Nearly 1.2 million teens die every year from mostly preventable causes
Across the globe, nearly 1.2 million adolescents die each year – more than 3,000 per day – largely from preventable causes, according to new research from the World Health Organization (WHO).
The most common causes of death among adolescents are road traffic injuries, lower respiratory infections, and suicide, the report found.
More than two-thirds of the deaths occurred in low- and middle-income countries in Africa and South-East Asia.
The majority of these deaths could be prevented with access to good health services, education, and social support, researchers say. However, in many cases, teens who suffer from mental health disorders, substance use, or poor nutrition cannot get these critical prevention and care services – either because the services do not exist where they live or because they do not know about them.
Additionally, many behaviors that affect health later in life, including poor diet, lack of exercise, and risky sexual behavior tend to start in adolescence.

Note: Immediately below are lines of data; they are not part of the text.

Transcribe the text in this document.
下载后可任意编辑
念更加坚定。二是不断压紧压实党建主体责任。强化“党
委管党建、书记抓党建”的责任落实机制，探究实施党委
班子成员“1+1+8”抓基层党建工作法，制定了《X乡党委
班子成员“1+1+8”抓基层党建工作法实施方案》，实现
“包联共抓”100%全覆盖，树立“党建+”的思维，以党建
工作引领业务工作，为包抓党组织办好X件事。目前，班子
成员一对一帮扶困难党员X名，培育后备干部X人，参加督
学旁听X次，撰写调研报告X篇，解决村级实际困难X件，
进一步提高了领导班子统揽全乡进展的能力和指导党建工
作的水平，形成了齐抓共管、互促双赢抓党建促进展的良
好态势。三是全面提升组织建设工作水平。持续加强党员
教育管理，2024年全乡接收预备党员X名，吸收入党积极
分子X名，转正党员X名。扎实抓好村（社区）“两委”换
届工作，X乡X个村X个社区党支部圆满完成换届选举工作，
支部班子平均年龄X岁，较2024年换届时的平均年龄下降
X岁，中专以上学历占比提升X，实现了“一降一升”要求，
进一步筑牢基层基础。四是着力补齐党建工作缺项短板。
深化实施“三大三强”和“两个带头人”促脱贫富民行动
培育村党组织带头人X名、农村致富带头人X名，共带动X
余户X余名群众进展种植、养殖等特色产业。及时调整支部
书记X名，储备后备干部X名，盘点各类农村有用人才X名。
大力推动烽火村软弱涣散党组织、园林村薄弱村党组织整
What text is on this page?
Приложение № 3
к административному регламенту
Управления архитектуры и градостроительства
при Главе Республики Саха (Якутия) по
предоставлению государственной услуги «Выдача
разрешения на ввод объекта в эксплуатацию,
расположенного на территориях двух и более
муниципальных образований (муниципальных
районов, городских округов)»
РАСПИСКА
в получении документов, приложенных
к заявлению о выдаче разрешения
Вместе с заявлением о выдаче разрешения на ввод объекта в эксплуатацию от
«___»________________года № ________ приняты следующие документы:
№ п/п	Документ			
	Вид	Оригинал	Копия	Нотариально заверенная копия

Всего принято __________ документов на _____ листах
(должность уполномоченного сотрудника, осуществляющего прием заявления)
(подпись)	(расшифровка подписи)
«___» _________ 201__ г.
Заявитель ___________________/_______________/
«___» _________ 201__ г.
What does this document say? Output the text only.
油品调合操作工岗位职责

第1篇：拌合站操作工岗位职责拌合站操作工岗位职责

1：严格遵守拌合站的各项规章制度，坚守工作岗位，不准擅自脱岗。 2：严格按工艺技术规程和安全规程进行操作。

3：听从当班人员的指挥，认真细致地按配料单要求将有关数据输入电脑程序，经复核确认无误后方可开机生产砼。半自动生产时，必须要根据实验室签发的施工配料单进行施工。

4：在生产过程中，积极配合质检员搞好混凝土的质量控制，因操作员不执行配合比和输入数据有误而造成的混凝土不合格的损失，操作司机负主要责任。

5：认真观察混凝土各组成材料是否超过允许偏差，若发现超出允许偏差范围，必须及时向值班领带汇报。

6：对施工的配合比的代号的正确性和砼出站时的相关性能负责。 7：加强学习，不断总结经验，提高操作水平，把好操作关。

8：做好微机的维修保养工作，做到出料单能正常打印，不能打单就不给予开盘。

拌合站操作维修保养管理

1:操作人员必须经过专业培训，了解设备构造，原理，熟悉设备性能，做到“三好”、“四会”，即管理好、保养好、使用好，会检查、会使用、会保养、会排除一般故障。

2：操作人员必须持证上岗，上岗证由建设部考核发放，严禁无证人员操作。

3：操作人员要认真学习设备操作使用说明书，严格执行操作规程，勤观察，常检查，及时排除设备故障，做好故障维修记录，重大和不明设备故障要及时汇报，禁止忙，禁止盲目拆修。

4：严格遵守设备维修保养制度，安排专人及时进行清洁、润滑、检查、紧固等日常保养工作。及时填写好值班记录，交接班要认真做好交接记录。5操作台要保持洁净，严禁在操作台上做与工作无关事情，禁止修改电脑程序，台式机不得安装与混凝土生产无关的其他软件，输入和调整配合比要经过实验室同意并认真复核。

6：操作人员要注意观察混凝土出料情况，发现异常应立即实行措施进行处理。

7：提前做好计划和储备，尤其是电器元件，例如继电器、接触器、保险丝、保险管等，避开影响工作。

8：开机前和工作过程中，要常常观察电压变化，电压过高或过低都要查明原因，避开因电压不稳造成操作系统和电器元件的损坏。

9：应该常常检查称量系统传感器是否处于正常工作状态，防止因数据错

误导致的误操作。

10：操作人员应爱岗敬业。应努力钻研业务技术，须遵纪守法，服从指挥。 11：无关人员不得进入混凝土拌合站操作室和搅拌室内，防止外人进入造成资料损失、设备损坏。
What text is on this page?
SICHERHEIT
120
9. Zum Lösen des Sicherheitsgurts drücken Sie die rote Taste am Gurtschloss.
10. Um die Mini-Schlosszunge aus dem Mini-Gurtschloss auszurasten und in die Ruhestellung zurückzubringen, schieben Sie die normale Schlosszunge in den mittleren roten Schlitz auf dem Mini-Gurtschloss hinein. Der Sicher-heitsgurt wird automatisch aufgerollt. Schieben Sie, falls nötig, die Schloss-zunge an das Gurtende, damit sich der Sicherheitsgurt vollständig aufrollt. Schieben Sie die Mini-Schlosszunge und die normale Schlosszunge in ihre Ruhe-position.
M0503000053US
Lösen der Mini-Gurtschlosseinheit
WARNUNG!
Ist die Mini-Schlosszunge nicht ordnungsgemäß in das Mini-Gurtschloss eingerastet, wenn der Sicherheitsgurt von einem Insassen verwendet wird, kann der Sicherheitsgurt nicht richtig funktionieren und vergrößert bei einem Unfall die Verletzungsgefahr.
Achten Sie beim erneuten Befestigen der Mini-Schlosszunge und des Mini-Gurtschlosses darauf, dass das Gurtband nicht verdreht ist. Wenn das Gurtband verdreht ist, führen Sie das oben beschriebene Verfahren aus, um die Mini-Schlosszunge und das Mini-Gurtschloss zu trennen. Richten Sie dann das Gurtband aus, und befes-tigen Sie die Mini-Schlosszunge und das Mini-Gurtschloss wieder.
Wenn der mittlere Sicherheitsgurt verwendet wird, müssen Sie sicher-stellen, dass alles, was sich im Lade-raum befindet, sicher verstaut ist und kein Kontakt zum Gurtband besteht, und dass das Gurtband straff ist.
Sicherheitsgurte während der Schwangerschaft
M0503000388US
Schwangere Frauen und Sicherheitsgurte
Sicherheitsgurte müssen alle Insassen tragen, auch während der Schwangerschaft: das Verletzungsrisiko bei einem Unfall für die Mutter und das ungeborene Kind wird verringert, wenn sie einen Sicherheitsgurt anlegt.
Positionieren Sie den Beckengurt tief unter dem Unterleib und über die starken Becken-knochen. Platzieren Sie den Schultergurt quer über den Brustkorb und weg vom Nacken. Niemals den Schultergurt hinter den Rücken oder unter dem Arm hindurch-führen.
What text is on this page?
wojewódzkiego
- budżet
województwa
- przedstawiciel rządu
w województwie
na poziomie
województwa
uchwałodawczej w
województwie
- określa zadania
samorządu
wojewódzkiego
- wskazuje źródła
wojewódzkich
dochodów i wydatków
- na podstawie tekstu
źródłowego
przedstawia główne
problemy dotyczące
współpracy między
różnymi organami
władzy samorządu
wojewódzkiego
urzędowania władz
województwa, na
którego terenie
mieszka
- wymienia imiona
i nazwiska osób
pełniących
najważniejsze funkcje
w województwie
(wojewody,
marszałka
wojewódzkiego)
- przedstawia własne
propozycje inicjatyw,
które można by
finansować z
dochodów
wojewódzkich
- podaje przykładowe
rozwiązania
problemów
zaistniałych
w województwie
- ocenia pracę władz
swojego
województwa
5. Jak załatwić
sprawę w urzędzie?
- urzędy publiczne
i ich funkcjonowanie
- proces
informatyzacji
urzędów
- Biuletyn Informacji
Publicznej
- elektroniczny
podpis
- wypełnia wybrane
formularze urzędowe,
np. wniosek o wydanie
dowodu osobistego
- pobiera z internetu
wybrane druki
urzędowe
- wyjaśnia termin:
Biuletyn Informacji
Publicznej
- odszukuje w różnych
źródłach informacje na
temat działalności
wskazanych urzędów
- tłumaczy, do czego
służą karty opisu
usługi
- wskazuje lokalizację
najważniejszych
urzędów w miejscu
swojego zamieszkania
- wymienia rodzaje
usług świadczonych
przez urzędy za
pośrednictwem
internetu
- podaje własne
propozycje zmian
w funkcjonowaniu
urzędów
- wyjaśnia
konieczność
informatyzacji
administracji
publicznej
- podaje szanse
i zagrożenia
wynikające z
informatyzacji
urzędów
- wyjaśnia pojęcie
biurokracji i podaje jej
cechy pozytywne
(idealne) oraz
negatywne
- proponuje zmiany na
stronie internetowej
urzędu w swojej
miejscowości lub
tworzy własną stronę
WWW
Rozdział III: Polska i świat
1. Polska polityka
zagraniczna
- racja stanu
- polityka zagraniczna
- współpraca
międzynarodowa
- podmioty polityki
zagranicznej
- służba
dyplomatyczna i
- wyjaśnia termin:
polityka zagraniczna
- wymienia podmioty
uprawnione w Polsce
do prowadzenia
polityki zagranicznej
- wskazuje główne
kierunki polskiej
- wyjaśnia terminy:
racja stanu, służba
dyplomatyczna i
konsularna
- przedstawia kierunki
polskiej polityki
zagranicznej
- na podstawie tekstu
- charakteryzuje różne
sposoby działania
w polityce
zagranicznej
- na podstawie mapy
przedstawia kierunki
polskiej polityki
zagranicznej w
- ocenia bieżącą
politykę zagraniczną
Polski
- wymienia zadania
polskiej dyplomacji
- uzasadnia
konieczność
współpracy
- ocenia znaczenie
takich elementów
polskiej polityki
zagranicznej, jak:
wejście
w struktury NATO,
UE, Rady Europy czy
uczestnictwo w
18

"Adolescents have been entirely absent from national health plans for decades," WHO Assistant Director-General Dr. Flavia Bustreo said in a statement. "Relatively small investments focused on adolescents now will not only result in healthy and empowered adults who thrive and contribute positively to their communities, but it will also result in healthier future generations, yielding enormous returns."
The leading cause of death among 10- to 19-year-olds in 2015 was road injuries, resulting in 115,000 deaths. Older teen boys aged 15 to 19 were disproportionately affected. Most young people killed in road crashes were pedestrians, cyclists and motorcyclists.
For girls, it's a completely different story. Pregnancy complications, including hemorrhage, sepsis, obstructed labor, and complications from unsafe abortions, are the top cause of death among 15- to 19-year-old girls.
For younger teen girls aged 10 to 14, lower respiratory infections, such as pneumonia – often a result of indoor air pollution from cooking with dirty fuels – accounted for the most deaths in 2015.
The report also found that adolescents are at very high risk for self-harm and suicide. Those two factors – suicide and accidental death from self-harm – made up the third leading cause of death for teens in 2015, claiming about 67,000 lives worldwide. Self-harm largely occurs in older teens and is the second leading cause of death in older teen girls.
The report also makes wide-ranging recommendations for ways to improve adolescent health and details how countries can deliver such programs. These include comprehensive sex education in schools, higher age limits for alcohol consumption, laws mandating seat-belts and helmets, reducing access to and misuse of firearms, reducing indoor air pollution through cleaner cooking fuels, and increasing access to safe water, sanitation, and hygiene.
"Improving the way health systems serve adolescents is just one part of improving their health," said Dr. Anthony Costello, director of maternal, newborn, child and adolescent health at WHO. "Parents, families, and communities are extremely important, as they have the greatest potential to positively influence adolescent behavior and health."